L’idée est de mettre en œuvre les solutions de chiffrement et de gestion de clés du français afin de sécuriser les données traitées par le second soit en mode on-premise, notamment sur les équipements Exadata, mais aussi sur les systèmes cloud OCI. Les partenaires travaillent déjà ensemble depuis un moment sur ces questions et ont bien évidemment des clients communs. C’est le cas du groupe Ramsay Santé qui met en œuvre des bases de données Oracle, mais opérées par Thales.

« Nous assurons l’infogérance de ces systèmes critiques depuis plus de dix ans et qui sont hébergés dans nos datacenters HDS », explique Julien Giraud, Global Head of Cloud Services chez Thales Critical Information System : « dans le cadre de l'évolution de ce contrat, nous avons travaillé ensemble pour accroître la résilience de l’infrastructure et offrir plus de fonctionnalités ».

Le groupe de santé souhaitait à la fois assurer la résilience de son infrastructure sur plusieurs zones et différents sites, mais garder la possibilité de se déconnecter du cloud à tout moment : « nous avons travaillé avec Oracle sur les dernières versions d’Exadata et d’Oracle on-premise pour fournir la solution. Toutes les fonctionnalités d’Oracle Cloud sont disponibles sur l’Exadata en mode déconnecté. Tout est opéré par Thales qui a accès à la console OCI hébergée à Marseille et qui lui permet de provisionner des services Cloud ayant accès aux données stockées dans l’Exadata du client et qui sont exposées à Oracle OCI ».

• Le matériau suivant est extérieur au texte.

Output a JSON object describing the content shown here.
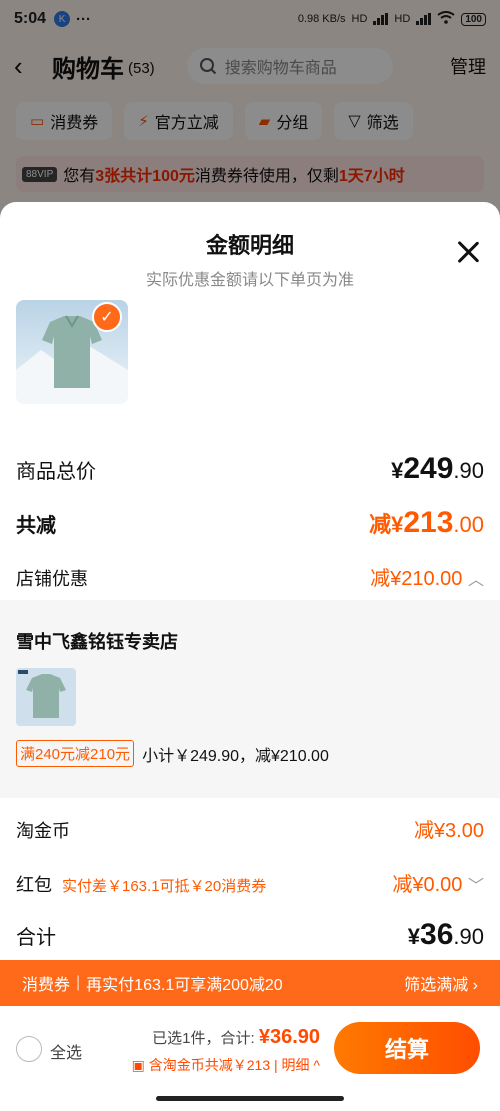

Le BYOK, un moyen d’accroître la souveraineté des services cloud

Pour assurer la souveraineté des données, Thales assure la gestion des clés de chiffrement : « c'est un concept qui est connu et reconnu, mais c’est une force de Thales, et peu d’acteurs dans le monde savent le faire. Le vrai enjeu n'est pas de chiffrer la donnée froide, mais de chiffrer la donnée à chaud, lorsqu’elle est en transit et qu’elle est traitée. Grâce à ce produit, nous sommes capables de chiffrer la donnée et de la gérer dans toute sa phase de traitement et pas seulement quand elle est stockée. Elle reste chiffrée quand elle est opérée jusqu'au cache du CPU ».

Oracle explique que cette solution External Key Management System a été choisie par une grande banque française. Cette approche BYOK (Bring Your Own Key) doit lui permettre de garder un contrôle total sur la gestion de ses clés de chiffrement et se conformer à la régulation bancaire tout en mettant en œuvre des services cloud publics.

Damien Rilliard, EMEA Sovereignty Lead chez Oracle précise : « Thales fait du chiffrement avec tous les fournisseurs Cloud, mais il y a plusieurs points particuliers dans ce partenariat qui sont complètement uniques. Avec l’External Key Manager, le client a une infrastructure de gestion de clés de Thales qui n’est pas hébergée par Oracle. A aucun moment, les clés maîtresses de chiffrement ne sont exposées au cloud Oracle. Le déchiffrement des données n’est assuré qu’avec la dérivation de clés sur des clés à durée de vie courte ». Il évoque notamment la capacité pour l’administrateur de clé de couper instantanément l’accès à toutes les données en cas d’attaque informatique, par exemple, et ce même sans même avoir accès au Cloud.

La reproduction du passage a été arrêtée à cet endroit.